Paul generated all possible one-character mistakes in the “http://www.companyname.com” form of the six domains. That produced 2249 unique site names, from “http://www.pple.com”, through “http://www.facemook.com”, to “http://www.twitterz.com”. He then used Sophos, as a baseline of how many typosquats a regular business domain would expect to have. Sophos don’t have thousands of users attempting to visit their URL, however, they do have a few squatters (56 out of 333, or 16%) hoping for occasional search traffic or for the chance to sell on a domain name. Figures for the other brands were significantly higher: Microsoft typosquats were at 61%, Twitter 74%, Facebook 81%, Google 83% and Apple at 86%. There is clearly a considerable typosquatting ecosystem around high-profile, frequently-typed domain names.

Surprisingly, out of the many typosquatted URLs, only one of them contained malware. Regardless of this, typosquats are not to be taken lightly. There is still risk involved.

384 of the typosquat URLs (2.7%) fell into the loose category of cybercrime. That means they have an association with hacking, phishing, online fraud or spamming. And 354 of the URLs (2.4%) were adult or dating sites. Even though you may tolerate adult sites yourself, you don’t want to expose your workplace or your children to them. Typosquatters, on the other hand, don’t care about this.

Predictably, 15% of the URLs were tagged as advertising sites and popups, with the USA hosting nearly two-thirds of the servers providing a home to the typosquat URLS. Germany, China and the UK were next on the list.

Bait & Switch is another simple trick used by typosquatters. If you mistype “http://www.apple.com” you’ll see an Apple-like page. The page appears to offer you iTunes software downloads for Windows and Mac.

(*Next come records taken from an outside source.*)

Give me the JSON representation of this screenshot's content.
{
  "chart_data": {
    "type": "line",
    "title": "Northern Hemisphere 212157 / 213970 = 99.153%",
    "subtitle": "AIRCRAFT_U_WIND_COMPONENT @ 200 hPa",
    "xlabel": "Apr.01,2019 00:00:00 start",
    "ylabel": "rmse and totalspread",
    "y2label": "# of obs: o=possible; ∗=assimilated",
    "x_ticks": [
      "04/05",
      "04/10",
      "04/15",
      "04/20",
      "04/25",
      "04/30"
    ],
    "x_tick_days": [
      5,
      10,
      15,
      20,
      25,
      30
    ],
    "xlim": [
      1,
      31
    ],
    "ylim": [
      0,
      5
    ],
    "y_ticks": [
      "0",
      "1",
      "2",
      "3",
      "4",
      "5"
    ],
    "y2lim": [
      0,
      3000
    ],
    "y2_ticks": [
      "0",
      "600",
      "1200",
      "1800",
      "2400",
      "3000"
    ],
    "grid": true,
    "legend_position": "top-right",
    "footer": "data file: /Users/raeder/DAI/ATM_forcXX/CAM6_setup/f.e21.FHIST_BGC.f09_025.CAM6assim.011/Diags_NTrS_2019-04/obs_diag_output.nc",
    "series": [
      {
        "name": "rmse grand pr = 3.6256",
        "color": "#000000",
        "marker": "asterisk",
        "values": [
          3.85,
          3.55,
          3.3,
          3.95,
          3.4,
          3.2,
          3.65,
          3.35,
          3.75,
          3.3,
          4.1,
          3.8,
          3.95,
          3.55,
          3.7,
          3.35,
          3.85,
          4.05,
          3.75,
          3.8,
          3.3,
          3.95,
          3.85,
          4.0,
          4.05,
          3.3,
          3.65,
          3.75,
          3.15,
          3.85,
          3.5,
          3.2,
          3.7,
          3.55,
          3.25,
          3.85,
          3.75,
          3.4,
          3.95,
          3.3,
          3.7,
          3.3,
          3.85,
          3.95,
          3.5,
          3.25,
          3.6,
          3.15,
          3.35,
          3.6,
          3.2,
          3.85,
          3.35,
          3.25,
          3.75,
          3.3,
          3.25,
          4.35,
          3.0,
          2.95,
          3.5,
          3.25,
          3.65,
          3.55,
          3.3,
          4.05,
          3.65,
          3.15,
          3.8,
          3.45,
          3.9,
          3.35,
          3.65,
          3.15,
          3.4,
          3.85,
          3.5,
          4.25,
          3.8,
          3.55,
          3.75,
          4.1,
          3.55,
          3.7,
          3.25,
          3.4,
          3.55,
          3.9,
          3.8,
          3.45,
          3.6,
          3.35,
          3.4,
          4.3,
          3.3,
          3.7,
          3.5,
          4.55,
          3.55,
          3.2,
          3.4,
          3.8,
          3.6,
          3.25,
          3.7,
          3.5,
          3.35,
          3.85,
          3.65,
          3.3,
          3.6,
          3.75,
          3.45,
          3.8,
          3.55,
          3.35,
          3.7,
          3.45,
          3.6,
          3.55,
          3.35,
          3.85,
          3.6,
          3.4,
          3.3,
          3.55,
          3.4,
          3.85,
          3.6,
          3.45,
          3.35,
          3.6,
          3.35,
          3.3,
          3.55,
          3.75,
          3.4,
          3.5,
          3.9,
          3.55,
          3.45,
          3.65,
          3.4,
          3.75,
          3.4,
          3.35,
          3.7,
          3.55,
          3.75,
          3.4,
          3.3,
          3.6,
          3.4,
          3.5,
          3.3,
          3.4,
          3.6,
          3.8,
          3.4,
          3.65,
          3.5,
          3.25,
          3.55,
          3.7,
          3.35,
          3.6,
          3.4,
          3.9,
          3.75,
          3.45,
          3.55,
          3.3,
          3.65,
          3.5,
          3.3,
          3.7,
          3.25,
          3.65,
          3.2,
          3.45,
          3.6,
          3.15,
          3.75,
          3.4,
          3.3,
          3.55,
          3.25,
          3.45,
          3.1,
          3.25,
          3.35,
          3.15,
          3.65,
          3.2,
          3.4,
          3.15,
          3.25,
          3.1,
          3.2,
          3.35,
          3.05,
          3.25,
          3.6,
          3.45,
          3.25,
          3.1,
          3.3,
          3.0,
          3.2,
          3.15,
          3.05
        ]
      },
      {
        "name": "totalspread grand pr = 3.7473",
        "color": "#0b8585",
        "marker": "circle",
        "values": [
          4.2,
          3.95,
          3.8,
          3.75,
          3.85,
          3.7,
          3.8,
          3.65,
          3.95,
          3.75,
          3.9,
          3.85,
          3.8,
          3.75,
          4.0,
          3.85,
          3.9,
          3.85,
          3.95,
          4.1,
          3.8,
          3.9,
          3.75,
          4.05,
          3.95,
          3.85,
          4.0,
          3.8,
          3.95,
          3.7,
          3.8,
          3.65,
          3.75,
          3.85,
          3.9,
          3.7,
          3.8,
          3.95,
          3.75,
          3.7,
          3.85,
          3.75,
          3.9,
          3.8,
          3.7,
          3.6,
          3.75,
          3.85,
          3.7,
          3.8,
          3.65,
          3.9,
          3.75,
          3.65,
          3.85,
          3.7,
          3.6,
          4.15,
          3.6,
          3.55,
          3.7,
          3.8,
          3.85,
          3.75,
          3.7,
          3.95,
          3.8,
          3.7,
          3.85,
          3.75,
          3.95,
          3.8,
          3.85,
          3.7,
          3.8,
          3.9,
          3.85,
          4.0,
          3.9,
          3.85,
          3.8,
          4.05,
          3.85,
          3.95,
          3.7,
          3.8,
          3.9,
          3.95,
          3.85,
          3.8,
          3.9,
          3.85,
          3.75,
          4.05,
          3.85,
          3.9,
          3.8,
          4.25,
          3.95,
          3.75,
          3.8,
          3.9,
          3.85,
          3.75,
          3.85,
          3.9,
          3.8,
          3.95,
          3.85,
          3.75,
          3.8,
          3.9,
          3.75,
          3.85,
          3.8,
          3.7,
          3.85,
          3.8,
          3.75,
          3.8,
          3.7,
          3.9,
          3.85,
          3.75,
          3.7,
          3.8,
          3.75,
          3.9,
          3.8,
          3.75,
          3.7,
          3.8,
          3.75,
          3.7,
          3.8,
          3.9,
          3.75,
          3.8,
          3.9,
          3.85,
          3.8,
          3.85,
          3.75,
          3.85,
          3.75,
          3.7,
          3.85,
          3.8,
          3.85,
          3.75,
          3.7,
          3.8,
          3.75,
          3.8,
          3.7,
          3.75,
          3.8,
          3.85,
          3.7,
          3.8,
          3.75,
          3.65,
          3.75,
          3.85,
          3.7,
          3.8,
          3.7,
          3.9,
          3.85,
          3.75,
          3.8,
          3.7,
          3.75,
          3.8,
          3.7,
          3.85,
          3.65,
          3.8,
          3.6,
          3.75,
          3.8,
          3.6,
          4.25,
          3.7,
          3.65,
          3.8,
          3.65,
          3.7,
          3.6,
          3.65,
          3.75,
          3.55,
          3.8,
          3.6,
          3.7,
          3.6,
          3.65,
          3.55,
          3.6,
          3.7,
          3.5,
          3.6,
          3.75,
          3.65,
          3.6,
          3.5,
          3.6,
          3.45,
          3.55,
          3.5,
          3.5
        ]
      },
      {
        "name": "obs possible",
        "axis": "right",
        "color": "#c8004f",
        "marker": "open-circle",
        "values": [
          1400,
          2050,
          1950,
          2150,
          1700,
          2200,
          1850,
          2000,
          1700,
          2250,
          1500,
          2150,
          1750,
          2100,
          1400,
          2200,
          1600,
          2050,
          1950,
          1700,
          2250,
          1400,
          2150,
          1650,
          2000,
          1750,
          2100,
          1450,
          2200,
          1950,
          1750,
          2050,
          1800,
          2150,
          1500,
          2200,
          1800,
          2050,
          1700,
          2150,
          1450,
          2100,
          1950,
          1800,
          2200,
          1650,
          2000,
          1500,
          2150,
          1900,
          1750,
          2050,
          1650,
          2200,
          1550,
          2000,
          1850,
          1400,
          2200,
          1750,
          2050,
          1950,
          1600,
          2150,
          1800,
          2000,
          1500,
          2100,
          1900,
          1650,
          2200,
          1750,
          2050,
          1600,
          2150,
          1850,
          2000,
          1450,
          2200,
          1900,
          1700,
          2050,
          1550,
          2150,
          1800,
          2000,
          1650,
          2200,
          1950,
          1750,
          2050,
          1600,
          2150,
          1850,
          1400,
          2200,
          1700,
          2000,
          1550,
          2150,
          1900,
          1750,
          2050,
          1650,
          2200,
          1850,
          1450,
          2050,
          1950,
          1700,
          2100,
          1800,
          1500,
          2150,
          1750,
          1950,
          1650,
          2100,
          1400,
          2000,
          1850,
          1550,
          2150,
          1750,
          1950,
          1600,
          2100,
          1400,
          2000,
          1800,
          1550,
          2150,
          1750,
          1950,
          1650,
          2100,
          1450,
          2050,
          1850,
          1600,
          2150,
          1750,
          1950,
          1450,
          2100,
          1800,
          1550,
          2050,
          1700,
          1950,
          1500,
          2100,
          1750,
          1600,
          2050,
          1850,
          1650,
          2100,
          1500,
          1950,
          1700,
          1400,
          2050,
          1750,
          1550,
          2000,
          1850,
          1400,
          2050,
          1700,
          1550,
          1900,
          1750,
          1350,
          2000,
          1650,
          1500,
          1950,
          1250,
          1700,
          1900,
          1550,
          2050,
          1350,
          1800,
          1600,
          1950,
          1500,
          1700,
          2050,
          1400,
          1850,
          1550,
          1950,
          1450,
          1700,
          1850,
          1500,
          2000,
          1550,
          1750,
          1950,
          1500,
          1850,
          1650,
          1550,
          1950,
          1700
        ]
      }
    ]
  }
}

The “Download iTunes” button is the bait. There is, in fact, no iTunes download. Instead, if you click the button, you are whisked off to an mp3helpdesk site, which claims to be offering you “unlimited downloads for just $0.99 a month”. In reality, you are paying for access to technical help forums for a selection of free file sharing and audio/video software.

Brand abuse was rife amongst the tested samples, with typosquat domains trying to imitate the real thing. Google was the most commonly-abused brand, since it is easy for a third-party site to present a Google-like search page and use Google’s search engine behind the scenes.

This sort of brand abuse can be quite lucrative. By presenting sponsored links as organic search results, the fake site can earn click-through revenue more readily. The brand abusers can also hide their inorganic and even unrelated links amongst otherwise-high-quality results. By visually presenting its supposed search engine as a well-known brand, the fake site doesn’t even look like a typosquat.

Conclusions

Whilst mistyping popular domain names doesn’t seem to pose immediately danger, there are still plenty of risky URLs you can be exposed to, simply by visiting a typosquat domain. Cyber-crime and adult sites rank highest as a typosquatter’s weapon of choice and these URLs should be blocked, at least in the workplace or around children. However, even with browser protection in place, it is almost inevitable that you will end up on an unintended website from time to time. That’s because the scale of the typosquatting industry is just so large: over 80% of all possible one-character variants of the domains of Facebook, Google and Apple are both registered and resolved.

If you do inadvertently find yourself on an unexpected page, due to a typographical error, don’t be tempted to click anything on that page, even if you appear to be offered a link to your intended destination. At their best, typosquatters leading you to parked domains are just trying to make money by capitalising on your errors. At their worst, typosquatters try to give you a false sense of security, so they can mislead you into unintended and possibly risky online actions.